The third party Xerces implementation reads and sends back the CDATA section in chunks.
STEPS TO FOLLOW TO REPRODUCE THE PROBLEM :
Create an XML document with a CDATA section containing for instance 500MB of BASE64 content. Run the included sample program using -Xmx256m as the max heap size.

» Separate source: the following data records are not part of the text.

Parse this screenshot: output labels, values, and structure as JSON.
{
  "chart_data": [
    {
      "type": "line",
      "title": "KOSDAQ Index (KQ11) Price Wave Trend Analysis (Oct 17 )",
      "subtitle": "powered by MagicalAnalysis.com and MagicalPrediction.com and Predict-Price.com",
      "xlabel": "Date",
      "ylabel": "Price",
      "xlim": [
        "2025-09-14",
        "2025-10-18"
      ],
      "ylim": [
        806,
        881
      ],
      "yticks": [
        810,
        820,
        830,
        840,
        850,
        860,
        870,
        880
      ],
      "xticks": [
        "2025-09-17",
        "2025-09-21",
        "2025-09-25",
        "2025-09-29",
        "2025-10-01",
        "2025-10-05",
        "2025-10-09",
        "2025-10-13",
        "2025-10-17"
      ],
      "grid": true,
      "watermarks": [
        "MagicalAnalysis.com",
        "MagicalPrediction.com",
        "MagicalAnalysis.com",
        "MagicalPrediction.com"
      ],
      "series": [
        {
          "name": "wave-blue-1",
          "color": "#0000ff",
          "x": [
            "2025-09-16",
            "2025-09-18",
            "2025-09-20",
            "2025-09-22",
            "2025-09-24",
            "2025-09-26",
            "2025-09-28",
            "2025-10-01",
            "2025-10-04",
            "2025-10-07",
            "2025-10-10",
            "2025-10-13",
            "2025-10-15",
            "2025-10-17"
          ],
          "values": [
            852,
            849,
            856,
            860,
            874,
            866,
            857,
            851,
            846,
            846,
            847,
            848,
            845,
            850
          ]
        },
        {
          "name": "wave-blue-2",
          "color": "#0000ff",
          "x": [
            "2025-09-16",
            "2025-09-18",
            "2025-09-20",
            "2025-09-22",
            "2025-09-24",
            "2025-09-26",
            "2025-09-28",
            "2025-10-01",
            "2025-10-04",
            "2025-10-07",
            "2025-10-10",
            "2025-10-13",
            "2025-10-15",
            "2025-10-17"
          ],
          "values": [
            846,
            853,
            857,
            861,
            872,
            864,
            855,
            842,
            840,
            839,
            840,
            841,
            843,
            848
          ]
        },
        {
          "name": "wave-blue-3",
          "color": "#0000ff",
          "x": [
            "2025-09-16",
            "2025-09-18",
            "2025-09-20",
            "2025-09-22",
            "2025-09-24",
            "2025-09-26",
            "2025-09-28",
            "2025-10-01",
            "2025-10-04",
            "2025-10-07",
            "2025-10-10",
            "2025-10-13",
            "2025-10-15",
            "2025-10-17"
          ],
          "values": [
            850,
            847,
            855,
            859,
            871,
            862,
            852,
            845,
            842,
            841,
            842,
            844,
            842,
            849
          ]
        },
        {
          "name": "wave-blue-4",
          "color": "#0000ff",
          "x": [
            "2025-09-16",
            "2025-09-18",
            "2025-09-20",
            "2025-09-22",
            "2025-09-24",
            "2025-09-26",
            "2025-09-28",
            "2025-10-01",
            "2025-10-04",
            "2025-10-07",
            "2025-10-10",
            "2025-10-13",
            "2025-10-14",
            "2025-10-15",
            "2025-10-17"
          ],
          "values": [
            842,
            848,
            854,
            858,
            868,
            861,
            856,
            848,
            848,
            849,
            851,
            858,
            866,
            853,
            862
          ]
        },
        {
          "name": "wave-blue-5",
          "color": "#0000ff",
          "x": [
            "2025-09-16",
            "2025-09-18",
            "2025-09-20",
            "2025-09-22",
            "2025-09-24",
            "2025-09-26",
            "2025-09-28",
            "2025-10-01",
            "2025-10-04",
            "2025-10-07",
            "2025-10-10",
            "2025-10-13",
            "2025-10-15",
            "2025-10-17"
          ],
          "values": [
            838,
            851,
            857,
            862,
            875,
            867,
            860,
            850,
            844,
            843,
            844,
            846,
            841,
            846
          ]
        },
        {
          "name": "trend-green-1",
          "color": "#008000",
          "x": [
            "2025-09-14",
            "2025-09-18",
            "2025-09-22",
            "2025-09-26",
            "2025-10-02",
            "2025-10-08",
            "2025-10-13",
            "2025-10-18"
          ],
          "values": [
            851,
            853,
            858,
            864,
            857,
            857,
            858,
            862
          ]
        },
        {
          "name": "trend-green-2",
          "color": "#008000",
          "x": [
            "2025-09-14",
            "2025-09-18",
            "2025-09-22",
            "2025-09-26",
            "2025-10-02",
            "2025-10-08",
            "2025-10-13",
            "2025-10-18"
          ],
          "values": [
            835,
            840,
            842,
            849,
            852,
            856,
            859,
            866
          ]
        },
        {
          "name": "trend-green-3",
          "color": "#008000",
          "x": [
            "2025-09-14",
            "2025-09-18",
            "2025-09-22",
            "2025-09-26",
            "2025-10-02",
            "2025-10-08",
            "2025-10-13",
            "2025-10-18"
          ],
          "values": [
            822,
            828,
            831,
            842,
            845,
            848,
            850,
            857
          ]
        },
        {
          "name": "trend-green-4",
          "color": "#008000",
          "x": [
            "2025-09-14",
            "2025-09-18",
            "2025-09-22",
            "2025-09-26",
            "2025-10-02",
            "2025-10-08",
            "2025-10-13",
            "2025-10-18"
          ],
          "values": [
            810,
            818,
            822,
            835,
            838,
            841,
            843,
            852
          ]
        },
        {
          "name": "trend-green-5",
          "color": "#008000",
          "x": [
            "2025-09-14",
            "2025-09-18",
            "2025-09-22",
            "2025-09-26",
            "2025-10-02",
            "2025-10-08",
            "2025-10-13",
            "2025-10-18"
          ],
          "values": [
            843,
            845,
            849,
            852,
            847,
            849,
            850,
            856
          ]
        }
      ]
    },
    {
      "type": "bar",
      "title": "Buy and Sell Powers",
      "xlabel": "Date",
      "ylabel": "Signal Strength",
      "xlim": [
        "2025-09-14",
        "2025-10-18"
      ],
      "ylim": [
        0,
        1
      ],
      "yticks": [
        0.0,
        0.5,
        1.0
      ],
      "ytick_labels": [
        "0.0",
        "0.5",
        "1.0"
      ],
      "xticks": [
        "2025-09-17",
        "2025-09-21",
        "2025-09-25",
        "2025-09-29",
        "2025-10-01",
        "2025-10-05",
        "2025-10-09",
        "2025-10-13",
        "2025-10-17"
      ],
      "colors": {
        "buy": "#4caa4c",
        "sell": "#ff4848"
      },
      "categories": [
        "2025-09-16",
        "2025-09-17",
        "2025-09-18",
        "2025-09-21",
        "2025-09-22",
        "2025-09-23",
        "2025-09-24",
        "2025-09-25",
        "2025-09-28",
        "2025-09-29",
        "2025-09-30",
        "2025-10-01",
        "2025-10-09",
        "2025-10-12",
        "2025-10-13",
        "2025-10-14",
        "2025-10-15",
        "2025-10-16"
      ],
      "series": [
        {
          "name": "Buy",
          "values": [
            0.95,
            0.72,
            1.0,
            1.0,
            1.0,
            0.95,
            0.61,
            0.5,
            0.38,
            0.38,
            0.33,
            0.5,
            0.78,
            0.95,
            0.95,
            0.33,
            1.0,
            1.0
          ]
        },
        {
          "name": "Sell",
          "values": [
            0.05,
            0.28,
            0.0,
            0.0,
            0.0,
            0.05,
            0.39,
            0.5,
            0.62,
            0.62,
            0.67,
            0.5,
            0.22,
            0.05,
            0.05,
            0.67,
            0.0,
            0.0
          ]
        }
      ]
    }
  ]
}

The program will fail with an OutOfMemoryError because the CDATA section is fully loaded into a memory (custom version of String builder).
EXPECTED VERSUS ACTUAL BEHAVIOR :
EXPECTED -
The parser calls back with multiple chunks of the CDATA content, e.g.

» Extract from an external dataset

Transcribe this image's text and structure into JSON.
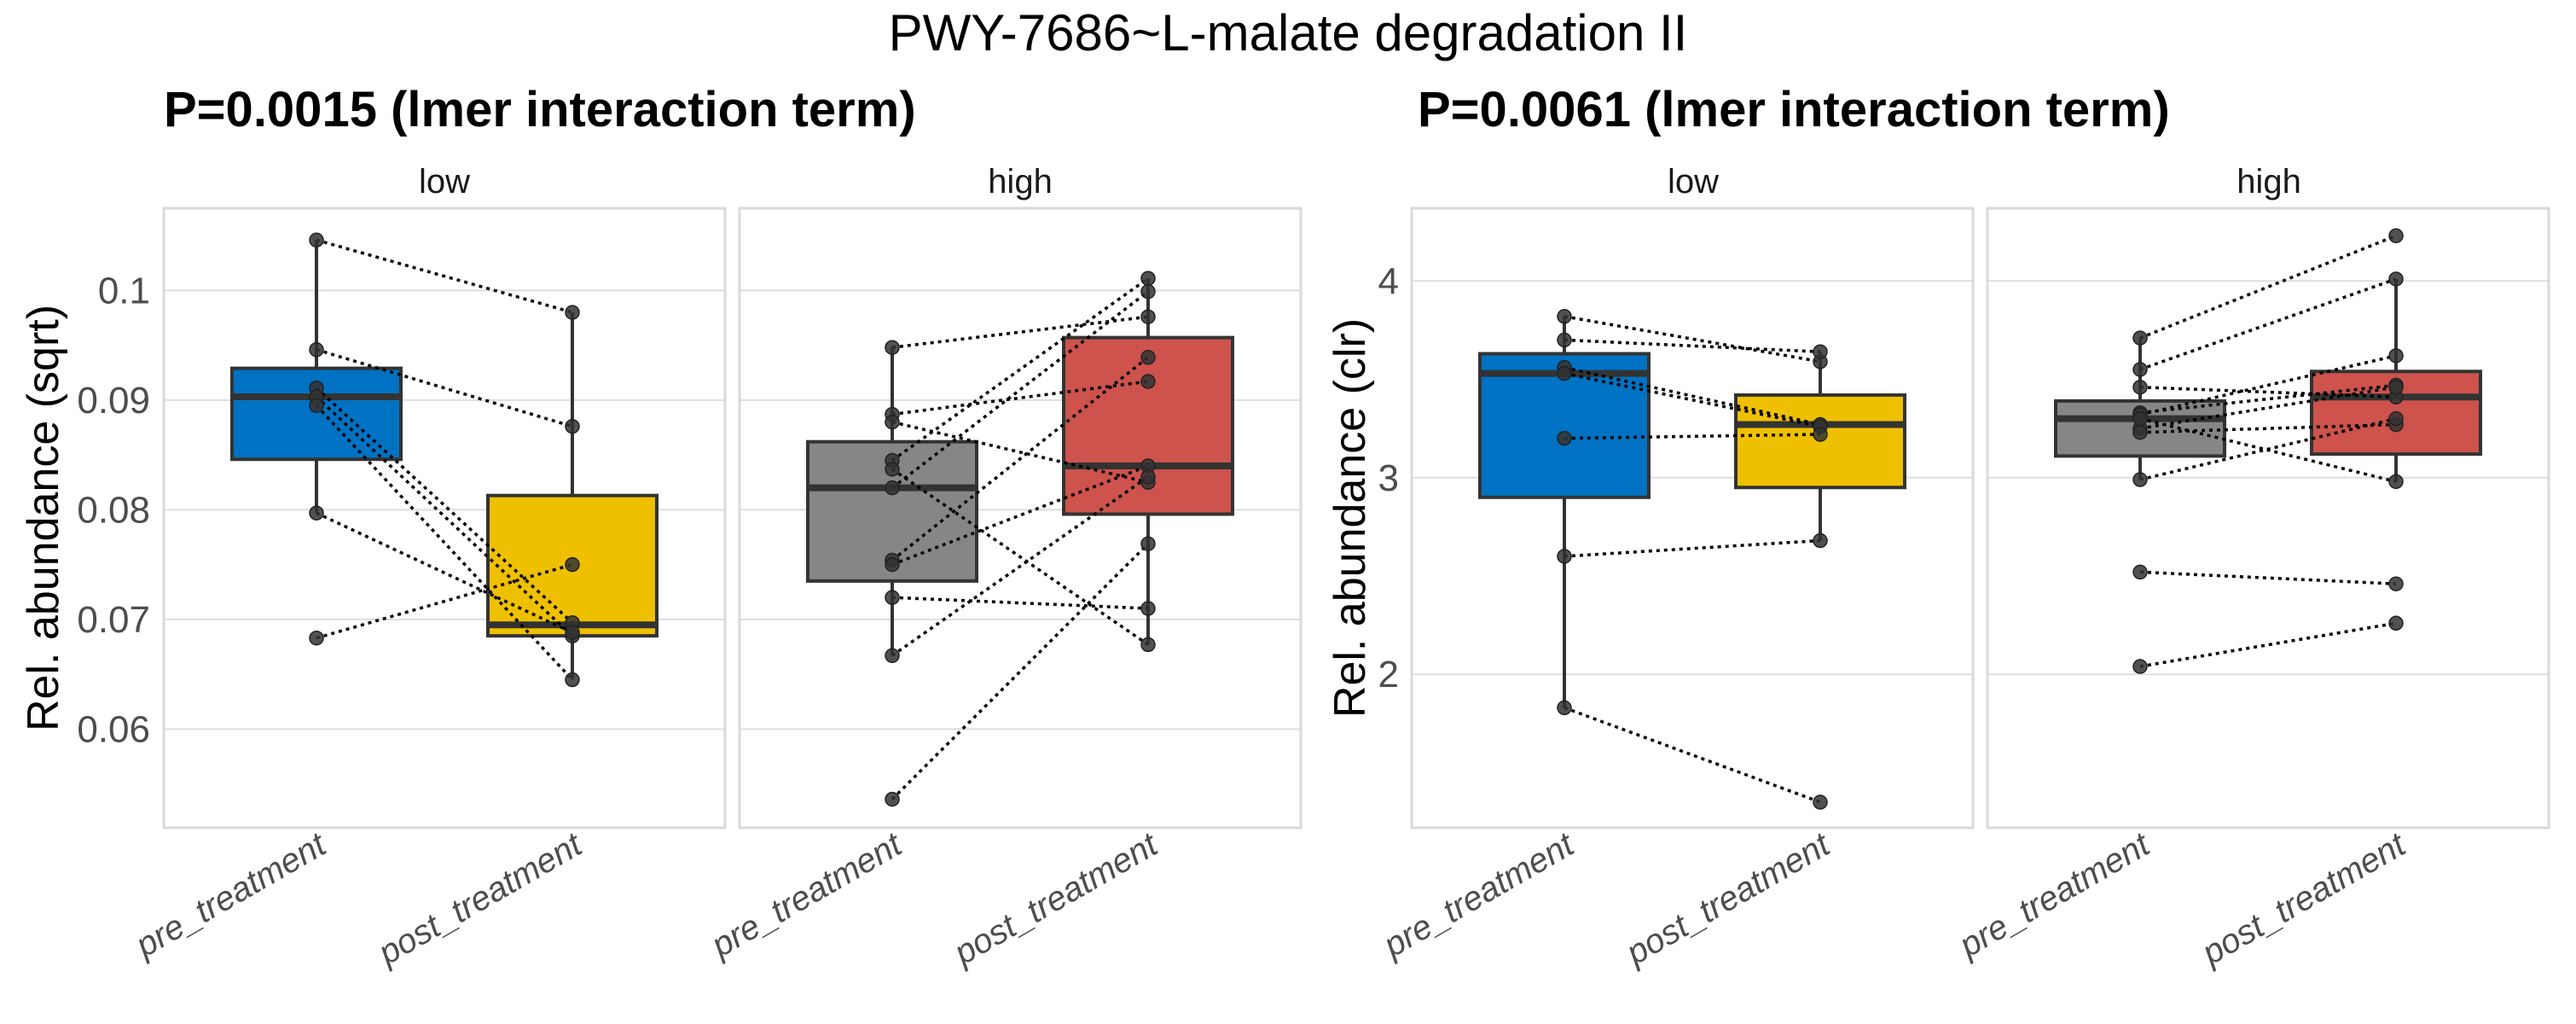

characters: start=0 length=76
characters: start=0 length=77
characters: start=0 length=77
characters: start=0 length=77
characters: start=0 length=77
characters: start=0 length=77
characters: start=0 length=77
characters: start=0 length=77
characters: start=0 length=77
characters: start=0 length=77
characters: start=0 length=77
characters: start=0 length=77
characters: start=0 length=77
characters: start=0 length=77
...
ACTUAL -
The parser calls back with the complete CDATA content, e.g.

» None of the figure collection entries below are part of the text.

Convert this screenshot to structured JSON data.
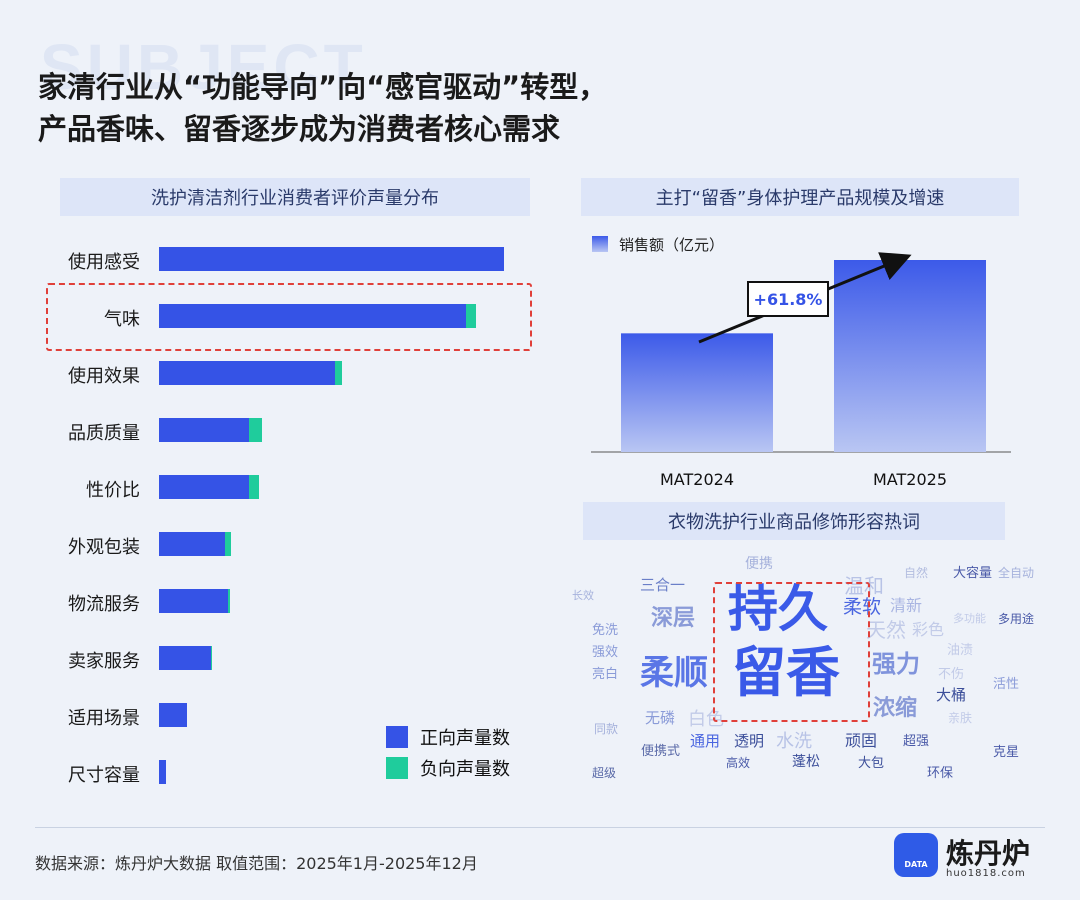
{
  "background_word": "SUBJECT",
  "title": {
    "line1": "家清行业从“功能导向”向“感官驱动”转型，",
    "line2": "产品香味、留香逐步成为消费者核心需求"
  },
  "chart_data": [
    {
      "type": "bar",
      "title": "洗护清洁剂行业消费者评价声量分布",
      "orientation": "horizontal",
      "stacked": true,
      "categories": [
        "使用感受",
        "气味",
        "使用效果",
        "品质质量",
        "性价比",
        "外观包装",
        "物流服务",
        "卖家服务",
        "适用场景",
        "尺寸容量"
      ],
      "series": [
        {
          "name": "正向声量数",
          "color": "#3553e6",
          "values": [
            100,
            89,
            51,
            26,
            26,
            19,
            20,
            15,
            8,
            2
          ]
        },
        {
          "name": "负向声量数",
          "color": "#1fcc9c",
          "values": [
            0,
            3,
            2,
            4,
            3,
            2,
            0.5,
            0.5,
            0,
            0
          ]
        }
      ],
      "highlighted_category": "气味",
      "legend_position": "bottom-right",
      "axes_shown": false
    },
    {
      "type": "bar",
      "title": "主打“留香”身体护理产品规模及增速",
      "categories": [
        "MAT2024",
        "MAT2025"
      ],
      "series": [
        {
          "name": "销售额（亿元）",
          "color": "#4a64ea",
          "values": [
            100,
            161.8
          ]
        }
      ],
      "annotation": "+61.8%",
      "legend_position": "top-left",
      "y_axis_shown": false
    }
  ],
  "word_cloud": {
    "title": "衣物洗护行业商品修饰形容热词",
    "highlighted_words": [
      "持久",
      "留香"
    ],
    "words": [
      {
        "text": "持久",
        "size": 50,
        "color": "#3a5ae8"
      },
      {
        "text": "留香",
        "size": 54,
        "color": "#3a5ae8"
      },
      {
        "text": "柔顺",
        "size": 34,
        "color": "#5a76e6"
      },
      {
        "text": "深层",
        "size": 22,
        "color": "#8a9bd8"
      },
      {
        "text": "三合一",
        "size": 15,
        "color": "#6a7fc8"
      },
      {
        "text": "便携",
        "size": 14,
        "color": "#a6b2dc"
      },
      {
        "text": "温和",
        "size": 20,
        "color": "#b8c3e6"
      },
      {
        "text": "柔软",
        "size": 19,
        "color": "#4a66e0"
      },
      {
        "text": "清新",
        "size": 16,
        "color": "#a9b5e2"
      },
      {
        "text": "天然",
        "size": 20,
        "color": "#c2cbe8"
      },
      {
        "text": "彩色",
        "size": 16,
        "color": "#c2cbe8"
      },
      {
        "text": "强力",
        "size": 24,
        "color": "#7f93dc"
      },
      {
        "text": "浓缩",
        "size": 22,
        "color": "#8a9bd8"
      },
      {
        "text": "大桶",
        "size": 15,
        "color": "#3c4f9a"
      },
      {
        "text": "自然",
        "size": 12,
        "color": "#b4bee0"
      },
      {
        "text": "大容量",
        "size": 13,
        "color": "#4a5aa8"
      },
      {
        "text": "全自动",
        "size": 12,
        "color": "#a6b2dc"
      },
      {
        "text": "多功能",
        "size": 11,
        "color": "#c2cbe8"
      },
      {
        "text": "多用途",
        "size": 12,
        "color": "#4a5aa8"
      },
      {
        "text": "油渍",
        "size": 13,
        "color": "#c2cbe8"
      },
      {
        "text": "不伤",
        "size": 13,
        "color": "#c2cbe8"
      },
      {
        "text": "活性",
        "size": 13,
        "color": "#8a9bd8"
      },
      {
        "text": "亲肤",
        "size": 12,
        "color": "#c2cbe8"
      },
      {
        "text": "长效",
        "size": 11,
        "color": "#a6b2dc"
      },
      {
        "text": "免洗",
        "size": 13,
        "color": "#8a9bd8"
      },
      {
        "text": "强效",
        "size": 13,
        "color": "#8a9bd8"
      },
      {
        "text": "亮白",
        "size": 13,
        "color": "#8a9bd8"
      },
      {
        "text": "无磷",
        "size": 15,
        "color": "#8a9bd8"
      },
      {
        "text": "白色",
        "size": 18,
        "color": "#c2cbe8"
      },
      {
        "text": "同款",
        "size": 12,
        "color": "#a6b2dc"
      },
      {
        "text": "便携式",
        "size": 13,
        "color": "#5a6aa8"
      },
      {
        "text": "通用",
        "size": 15,
        "color": "#4a66e0"
      },
      {
        "text": "透明",
        "size": 15,
        "color": "#3c4f9a"
      },
      {
        "text": "水洗",
        "size": 18,
        "color": "#b8c3e6"
      },
      {
        "text": "顽固",
        "size": 16,
        "color": "#3c4f9a"
      },
      {
        "text": "超强",
        "size": 13,
        "color": "#4a5aa8"
      },
      {
        "text": "克星",
        "size": 13,
        "color": "#4a5aa8"
      },
      {
        "text": "高效",
        "size": 12,
        "color": "#4a5aa8"
      },
      {
        "text": "蓬松",
        "size": 14,
        "color": "#3c4f9a"
      },
      {
        "text": "大包",
        "size": 13,
        "color": "#3c4f9a"
      },
      {
        "text": "超级",
        "size": 12,
        "color": "#5a6aa8"
      },
      {
        "text": "环保",
        "size": 13,
        "color": "#4a5aa8"
      }
    ]
  },
  "footer": {
    "source": "数据来源：炼丹炉大数据    取值范围：2025年1月-2025年12月"
  },
  "logo": {
    "badge": "DATA",
    "name": "炼丹炉",
    "url": "huo1818.com"
  }
}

characters: start=0 length=24138365
ERROR MESSAGES/STACK TRACES THAT OCCUR :
OutOfMemoryError
REPRODUCIBILITY :
This bug can be reproduced always.
---------- BEGIN SOURCE ----------
import java.io.*;
import org.xml.sax.*;;
import org.xml.sax.helpers.*;
class Test {
public static void main(String[] args) throws Exception {
XMLReader reader = XMLReaderFactory.createXMLReader();
reader.setContentHandler(new ConsoleHandler());
try (InputStream is = new FileInputStream("test.xml")) {
reader.parse(new InputSource(is));
}
}
static class ConsoleHandler extends DefaultHandler {
@Override
public void characters(char[] ch, int start, int length) throws SAXException {
System.out.printf("characters: start=%d length=%d%n", start, length);
}
}
}
---------- END SOURCE ----------
CUSTOMER SUBMITTED WORKAROUND :
The only workaround is to use the third party Xerces implementation.